Chronik | Niederösterreich
11.10.2018

Autobus und Lkw auf A1 kollidiert: Zehn Verletzte

In die Kollision waren ein Reisebus und ein Holztransporter verwickelt. Es gibt drei Schwerverletzte.

Auf der Westautobahn (A1) bei Melk sind am Donnerstag in den Morgenstunden ein Autobus und ein Lkw umgestürzt. Der Unfall forderte nach Polizeiangaben mindestens zehn Verletzte. Die Ursache war vorerst unbekannt. Die Richtungsfahrbahn Linz war blockiert.

In die Kollision waren laut Polizeisprecher Johann Baumschlager ein Reisebus und ein Holztransporter verwickelt. Beide Fahrzeuge stürzten um. Der Lkw-Lenker wurde eingeklemmt und schwer verletzt. Er musste aus dem Führerhaus geschnitten werden.
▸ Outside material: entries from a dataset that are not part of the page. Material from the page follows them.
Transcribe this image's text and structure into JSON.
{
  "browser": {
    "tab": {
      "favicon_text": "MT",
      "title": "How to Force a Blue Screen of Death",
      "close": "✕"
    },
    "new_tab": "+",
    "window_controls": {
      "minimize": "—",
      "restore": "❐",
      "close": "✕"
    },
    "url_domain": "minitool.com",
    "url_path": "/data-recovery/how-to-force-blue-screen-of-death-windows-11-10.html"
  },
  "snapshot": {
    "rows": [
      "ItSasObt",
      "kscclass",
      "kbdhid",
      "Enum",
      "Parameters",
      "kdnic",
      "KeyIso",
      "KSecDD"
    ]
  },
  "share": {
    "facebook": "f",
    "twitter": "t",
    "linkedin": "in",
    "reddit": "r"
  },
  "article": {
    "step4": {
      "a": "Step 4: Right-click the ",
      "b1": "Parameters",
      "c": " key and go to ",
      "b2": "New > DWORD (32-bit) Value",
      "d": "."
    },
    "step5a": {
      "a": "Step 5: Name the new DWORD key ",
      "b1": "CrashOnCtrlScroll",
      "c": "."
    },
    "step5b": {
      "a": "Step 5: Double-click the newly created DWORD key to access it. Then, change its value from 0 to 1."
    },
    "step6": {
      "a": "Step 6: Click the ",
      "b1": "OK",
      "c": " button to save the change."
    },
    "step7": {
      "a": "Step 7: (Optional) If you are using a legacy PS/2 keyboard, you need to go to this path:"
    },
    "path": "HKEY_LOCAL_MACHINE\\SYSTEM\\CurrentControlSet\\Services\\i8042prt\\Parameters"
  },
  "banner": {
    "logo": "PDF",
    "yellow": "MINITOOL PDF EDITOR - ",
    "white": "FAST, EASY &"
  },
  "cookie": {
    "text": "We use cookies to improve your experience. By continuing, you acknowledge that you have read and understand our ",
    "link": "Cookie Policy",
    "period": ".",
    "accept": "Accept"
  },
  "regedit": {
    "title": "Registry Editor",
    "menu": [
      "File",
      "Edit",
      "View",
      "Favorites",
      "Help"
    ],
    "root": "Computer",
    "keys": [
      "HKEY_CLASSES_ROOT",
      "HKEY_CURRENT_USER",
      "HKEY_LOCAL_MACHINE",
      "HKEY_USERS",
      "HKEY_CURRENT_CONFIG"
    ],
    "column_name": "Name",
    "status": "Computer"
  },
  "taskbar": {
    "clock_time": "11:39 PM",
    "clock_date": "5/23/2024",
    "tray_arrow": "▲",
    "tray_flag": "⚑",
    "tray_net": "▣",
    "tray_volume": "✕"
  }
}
Baumschlager sagte, es sei von einer stundenlangen Sperre der Richtungsfahrbahn Linz der A1 auszugehen. Die Sperre der Richtungsfahrbahn Linz führte laut ÖAMTC zu Behinderungen auf der Umleitungsstrecke über die B1. Auf der A1 selbst war ein etwa drei Kilometer langer Stau die Folge des Unfalls. An die Unfallstelle wurde auch ein Notarzthubschrauber beordert.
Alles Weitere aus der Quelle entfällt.